The UK manufacturing sector activity contraction slowed in the month of November, the final report from IHS Markit showed this Monday.
The seasonally adjusted IHS Markit/CIPS UK Manufacturing Purchasing Managers’ Index (PMI) was revised higher to 48.9 in November versus 48.3 expected and two-month lows of 48.3 – November’s first reading.
Output, new orders and employment all decline.
Stocks depleted and purchasing reduced following Brexit delay.
Rob Dobson, Director at IHS Markit, commented on the survey
“November saw UK manufacturers squeezed between a rock and hard place, as the uncertainty created by a further delay to Brexit was accompanied by growing paralysis ahead of the forthcoming general election. Downturns in output and new orders continued amid a renewed contraction in exports. The pace of job losses also hit a seven-year high as firms sought to reduce overheads in the face of falling sales. Destocking at manufacturers and their clients following the latest Brexit delay was a major contributor to the weakness experienced by the sector. Inflationary pressures meanwhile showed signs of moderating further, with input costs falling slightly for the first time since March 2016.”

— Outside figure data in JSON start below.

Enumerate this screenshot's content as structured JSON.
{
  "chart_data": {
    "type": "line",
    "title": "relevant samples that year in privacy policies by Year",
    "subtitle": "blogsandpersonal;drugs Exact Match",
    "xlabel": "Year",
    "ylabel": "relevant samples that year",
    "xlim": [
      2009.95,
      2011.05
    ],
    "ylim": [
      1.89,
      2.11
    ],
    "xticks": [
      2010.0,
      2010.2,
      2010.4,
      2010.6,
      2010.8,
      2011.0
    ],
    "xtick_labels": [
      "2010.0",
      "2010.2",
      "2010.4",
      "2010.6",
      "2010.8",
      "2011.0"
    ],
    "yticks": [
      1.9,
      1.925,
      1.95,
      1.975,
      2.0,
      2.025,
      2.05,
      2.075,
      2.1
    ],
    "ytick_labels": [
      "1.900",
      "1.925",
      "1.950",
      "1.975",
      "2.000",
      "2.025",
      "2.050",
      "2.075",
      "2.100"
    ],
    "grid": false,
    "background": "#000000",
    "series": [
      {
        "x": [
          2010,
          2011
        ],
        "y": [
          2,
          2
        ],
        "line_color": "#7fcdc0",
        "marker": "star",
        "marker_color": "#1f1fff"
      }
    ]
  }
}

“Signs of a two-speed economy persisted, with intensifying business uncertainty leading to a further steep drop in demand for machinery and equipment as firms cut back on investment, but rising demand for consumer goods suggests that households continue to provide some support to the economy.”
The GBP bulls are rescued by the upward revision to the UK Manufacturing PMI for November, as GBP/USD bounces-off lows at 1.2900. At the press time, Cable trades at 1.2911, still down -0.11% amid UK political uncertainty.